Çok öfkeliyim. Babamın bir şafak vakti sanki bir canlı bomba alırmışçasına onlarca polisle gözaltına alınmasına, babamın annemin uyandırmasına izin verilmemesine ve ‘Çocuklarıma bir şey mi oldu’ diye terler akıtarak yataktan fırlamış olmasına,
Aylarca tehdit mesajları almama vesile olanlara,
40 yıldır memleketimize kattıklarının onda birini yapmamış olanların bu süreci manipüle etmeye çalışmasına, kiminin de korkaklığına, Gözbebeğimiz, babamın ilk torunu, benim biricik yeğenim Sohrap’ın Silivri 9 Nolu Cezaevi’ni babamın çalışma ofisi olduğunu zannetmesine,
Haksız tutsaklığından sonra ilk göz ağrımız Sohrap’ın ‘Dede senin burada işin bitti, hadi eve gel, seni çok özledik’ dedikten sonra hepimizin yüreğine hançerlenen bu sözlere gözyaşları ile sessiz kalmamıza,
Benim geçmişten gelen reflekslerle üzüldüğüm veya mutlu olduğum her anda telefonu elime alıp seni arama girişiminde bulunmama, sonra senin 12 metrekare bir hücrede olduğunla yüzleştiğimde kalbimde hissettiğim sızıya,
Halkın sana olan büyük sevgisi ve ilgisi karşısında sorulan sorulara hukuk zemininde cevap veremeyişime
Çok öfkeliyim. (...) Ama bu dönemde konuşmamız gereken en önemli şey; zulme sessiz kalanın sadece hakkını değil şerefini de kaybedeceğidir. Dışarıdaki özgürlük için, demokrasi için bedel ödeyenlerin uğradığı haksızlığa sessiz kalmak, ileride yaşayacağınız kuvvetle muhtemel haksızlığın yolunu açmaktır. İşte bu yüzden bu siyasi davalar, tünel bakışlı davalardır. Sessiz kalmayın. Bugünkü sessizliğiniz yarınınızın çığlığı olacak, bunu bilin. Bilinmelidir ki hukuk sadece kâğıda yazılan bir buyruk değildir. İnsan olmanın gereği vicdanının sesidir. Hukuk insanlığın ortak vicdanının dile gelmiş halidir. Herkese eşit işleyen, adalet dağıtan, yargılananlar arasında ayrım gözetmeyen hukuka ihtiyaç var bugün (...)

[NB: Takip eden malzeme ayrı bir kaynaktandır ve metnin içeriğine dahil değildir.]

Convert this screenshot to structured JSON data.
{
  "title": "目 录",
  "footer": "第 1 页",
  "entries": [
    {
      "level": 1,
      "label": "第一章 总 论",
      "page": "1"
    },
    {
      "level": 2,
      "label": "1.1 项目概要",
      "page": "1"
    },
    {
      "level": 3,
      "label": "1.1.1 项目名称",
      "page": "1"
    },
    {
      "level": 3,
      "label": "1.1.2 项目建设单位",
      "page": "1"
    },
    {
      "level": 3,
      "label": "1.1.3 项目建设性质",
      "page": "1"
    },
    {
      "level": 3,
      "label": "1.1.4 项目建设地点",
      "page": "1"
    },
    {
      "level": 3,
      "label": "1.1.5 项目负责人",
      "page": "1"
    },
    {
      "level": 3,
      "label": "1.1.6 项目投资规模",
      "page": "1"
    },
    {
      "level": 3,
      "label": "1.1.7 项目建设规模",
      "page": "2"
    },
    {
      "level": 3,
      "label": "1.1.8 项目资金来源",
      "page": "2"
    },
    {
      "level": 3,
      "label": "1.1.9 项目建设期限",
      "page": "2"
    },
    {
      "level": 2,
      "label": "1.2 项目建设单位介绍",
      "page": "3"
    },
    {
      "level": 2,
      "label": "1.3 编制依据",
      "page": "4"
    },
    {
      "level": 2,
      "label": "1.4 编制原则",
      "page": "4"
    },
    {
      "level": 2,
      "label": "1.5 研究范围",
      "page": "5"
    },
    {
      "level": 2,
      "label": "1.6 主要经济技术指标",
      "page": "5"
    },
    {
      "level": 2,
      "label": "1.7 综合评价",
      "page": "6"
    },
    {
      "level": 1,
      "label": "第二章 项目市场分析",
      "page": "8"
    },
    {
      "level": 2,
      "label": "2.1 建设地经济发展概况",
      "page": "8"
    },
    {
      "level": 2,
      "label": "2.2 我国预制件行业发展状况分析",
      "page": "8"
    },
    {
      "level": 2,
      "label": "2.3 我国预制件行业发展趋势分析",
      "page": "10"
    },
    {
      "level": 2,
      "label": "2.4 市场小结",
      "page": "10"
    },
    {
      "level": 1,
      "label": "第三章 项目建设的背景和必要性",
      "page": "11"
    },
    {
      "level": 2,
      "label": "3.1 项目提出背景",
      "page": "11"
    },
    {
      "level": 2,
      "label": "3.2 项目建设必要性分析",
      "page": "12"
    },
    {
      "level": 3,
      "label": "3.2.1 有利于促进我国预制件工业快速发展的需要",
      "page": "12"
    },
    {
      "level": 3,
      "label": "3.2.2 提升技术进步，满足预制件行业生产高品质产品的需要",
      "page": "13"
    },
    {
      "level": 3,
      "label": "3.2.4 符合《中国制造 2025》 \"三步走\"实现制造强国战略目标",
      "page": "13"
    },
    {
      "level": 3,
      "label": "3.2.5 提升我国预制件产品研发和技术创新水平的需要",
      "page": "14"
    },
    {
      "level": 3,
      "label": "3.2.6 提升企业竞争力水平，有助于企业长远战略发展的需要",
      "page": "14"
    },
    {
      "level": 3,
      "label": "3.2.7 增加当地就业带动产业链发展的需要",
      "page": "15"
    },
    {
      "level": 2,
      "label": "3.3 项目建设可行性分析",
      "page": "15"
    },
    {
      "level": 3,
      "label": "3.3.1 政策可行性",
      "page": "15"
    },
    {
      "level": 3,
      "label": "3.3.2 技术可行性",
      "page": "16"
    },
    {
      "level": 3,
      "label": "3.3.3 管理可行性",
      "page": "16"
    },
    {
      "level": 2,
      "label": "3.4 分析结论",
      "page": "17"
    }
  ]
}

Son olarak baba, büyük bir zulme uğruyorsun. Masumiyetini ailenle birlikte yürekten bilen, inanan dışarıda çok büyük bir ailen var. Avukat kabininde bir sohbetimizde; ‘Hayatım boyunca barış için kardeşlik için ürettim, çabaladım. Böyle bir dönemde dışarıda olup sürece katkı sağlayacağıma içeride olmam en büyük üzüntülerimden’ demiştin. O hayatını adadığın ‘barış’ da olacak baba. Sana söz veriyorum bunun için ben de ömrüm boyunca mücadele edeceğim.
Ve sen, asla yalnız yürümeyeceksin.
Herkese çokça sevgi ve selamlarımla,
Esenyurt’un Seçilmiş Belediye Başkanı Prof. Dr. Ahmet Özer’in Kızı ve Avukatı Seraf Özer.”